La discusión político-ideológica seguirá, posiblemente, por la noche de los tiempos. Los hechos lo que dicen, es que el pueblo judío se ganó sobradamente su derecho a la existencia.
Luego de dos mil años de persecución ideológica utilizada por los monarcas cristianos —amparados por todas las iglesias de todas las ramas confesionales del cristianismo—, la vocación de crear una nación para el pueblo judío tuvo su primer eslabón en la Declaración de Balfour, así conocida por ser su autor el ministro de Relaciones Exteriores británico, Arthur James Balfour en 1917, en una carta que dirige al barón Lionel Walter Rothschild para ser transmitida a su vez a la Federación Sionista de Inglaterra e Irlanda.
Dicha carta —motivo de infinitas discordias— llevó finalmente, en 1948, a la declaración del derecho a la existencia del hogar nacional judío, conocido como el Estado de Israel. «Sionismo» —término de acepciones diversas, utilizado como un elemento de negatividad extrema en buena parte del mundo— significa «luchar por un estado judío independiente». Solo eso, nada menos que eso.

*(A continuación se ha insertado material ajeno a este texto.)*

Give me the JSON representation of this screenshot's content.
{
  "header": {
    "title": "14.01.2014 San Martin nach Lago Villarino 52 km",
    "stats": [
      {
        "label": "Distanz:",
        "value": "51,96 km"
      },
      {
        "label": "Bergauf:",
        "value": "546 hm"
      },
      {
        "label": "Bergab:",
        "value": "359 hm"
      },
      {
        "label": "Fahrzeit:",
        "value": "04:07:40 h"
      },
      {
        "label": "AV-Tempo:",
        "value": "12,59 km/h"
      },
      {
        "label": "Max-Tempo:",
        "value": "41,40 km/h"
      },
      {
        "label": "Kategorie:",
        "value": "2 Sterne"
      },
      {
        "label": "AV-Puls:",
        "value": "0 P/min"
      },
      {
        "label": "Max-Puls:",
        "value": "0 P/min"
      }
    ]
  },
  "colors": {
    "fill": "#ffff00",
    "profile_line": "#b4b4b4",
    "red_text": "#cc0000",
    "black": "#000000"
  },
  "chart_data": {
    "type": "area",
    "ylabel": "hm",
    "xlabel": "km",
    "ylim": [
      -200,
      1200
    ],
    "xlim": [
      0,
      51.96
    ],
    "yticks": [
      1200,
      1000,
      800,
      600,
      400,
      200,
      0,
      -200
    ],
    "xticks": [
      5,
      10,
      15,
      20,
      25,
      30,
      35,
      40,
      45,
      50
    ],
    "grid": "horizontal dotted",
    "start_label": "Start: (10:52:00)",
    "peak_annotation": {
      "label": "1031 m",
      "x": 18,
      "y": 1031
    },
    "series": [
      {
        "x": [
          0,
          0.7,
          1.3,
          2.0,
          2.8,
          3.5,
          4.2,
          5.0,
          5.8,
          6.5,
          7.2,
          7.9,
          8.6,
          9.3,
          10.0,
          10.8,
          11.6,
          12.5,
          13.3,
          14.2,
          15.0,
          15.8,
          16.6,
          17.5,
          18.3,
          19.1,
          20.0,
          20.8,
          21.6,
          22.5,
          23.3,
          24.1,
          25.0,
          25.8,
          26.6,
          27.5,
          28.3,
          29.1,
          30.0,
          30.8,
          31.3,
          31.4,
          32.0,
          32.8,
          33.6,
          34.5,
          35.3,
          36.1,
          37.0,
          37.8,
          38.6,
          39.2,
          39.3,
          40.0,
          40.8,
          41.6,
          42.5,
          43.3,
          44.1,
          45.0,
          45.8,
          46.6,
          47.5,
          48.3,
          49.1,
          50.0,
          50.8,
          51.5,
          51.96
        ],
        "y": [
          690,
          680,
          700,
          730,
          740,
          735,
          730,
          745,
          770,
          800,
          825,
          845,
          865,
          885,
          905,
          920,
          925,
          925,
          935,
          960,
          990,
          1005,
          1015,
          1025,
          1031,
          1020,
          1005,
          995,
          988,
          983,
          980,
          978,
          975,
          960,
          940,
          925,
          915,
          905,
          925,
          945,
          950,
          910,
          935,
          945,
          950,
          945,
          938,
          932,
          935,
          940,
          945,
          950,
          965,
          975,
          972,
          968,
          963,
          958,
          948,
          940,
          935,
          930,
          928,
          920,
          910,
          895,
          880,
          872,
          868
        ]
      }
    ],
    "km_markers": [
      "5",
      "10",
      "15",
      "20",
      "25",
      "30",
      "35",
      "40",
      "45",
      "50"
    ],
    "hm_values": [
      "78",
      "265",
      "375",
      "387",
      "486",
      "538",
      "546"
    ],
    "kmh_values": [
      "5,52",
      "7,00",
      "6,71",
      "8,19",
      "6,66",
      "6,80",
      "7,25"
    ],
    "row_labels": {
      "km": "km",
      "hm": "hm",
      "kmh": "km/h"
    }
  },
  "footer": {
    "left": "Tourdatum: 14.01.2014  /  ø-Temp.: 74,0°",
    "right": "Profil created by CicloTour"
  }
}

La intemperancia agitada por los cultos cristianos y el amparo a los poderosos de turno para saquear una y otra vez a las poblaciones judías mediante la persecución y el expolio, marcaron esta ruta que hoy sacude al mundo una vez más. El precio en sangre que han pagado y aún pagan los israelíes por su derecho a la existencia es algo que no se mide de manera adecuada. La primera guerra inició a horas de declararse la existencia del Estado de Israel, duró un año, y enfrentó al naciente país con Transjordania —hoy Jordania—, Siria, Egipto, a los que se sumaron batallones llegados de Irak y Yemen, tropas —en líneas generales— entrenadas por instructores ingleses que servían como tropas auxiliares del imperio británico.
Esa, y las guerras subsiguientes, fueron ganadas por el estado hebreo. La Guerra de los Seis Días, librada en 1967 —en la cual fueron humillados los gobiernos egipcio, sirio y jordano en una derrota monumental— encendió el deseo de venganza que terminó en la llamada guerra del Yom Kippur, en la cual estuvieron a punto de destruir Israel.
Nada ha sido simple luego de los acuerdos de Camp David, en donde se selló la paz entre Egipto e Israel. Comenzaron una serie de guerras de baja intensidad —que no por ello han significado menos dolor— que fueron modelando la situación en la cual, la aparición en este escenario del criminal régimen de los mullah iraníes, juega un rol crucial.
El pueblo que habita Cisjordania está controlado por Al Fatah, acrónimo de la Organización para la Liberación Palestina, mientras que la Franja de Gaza es controlada —mediante la imposición del terror— por Hamas. Un dato que vale la pena citar es que, al firmarse los acuerdos de Camp David, el líder egipcio Anwar El Sadat no aceptó incorporar a Gaza como parte de sus dominios al recuperar el Sinaí. La guerra se sigue desarrollando, y las operaciones informativas a diario se despliegan, o en concurrencia con la idea de hacer desaparecer el hogar nacional de los judíos de la tierra, o con la negación del carácter oprobioso de Hamas y su sostén y largo brazo del mal, Irán.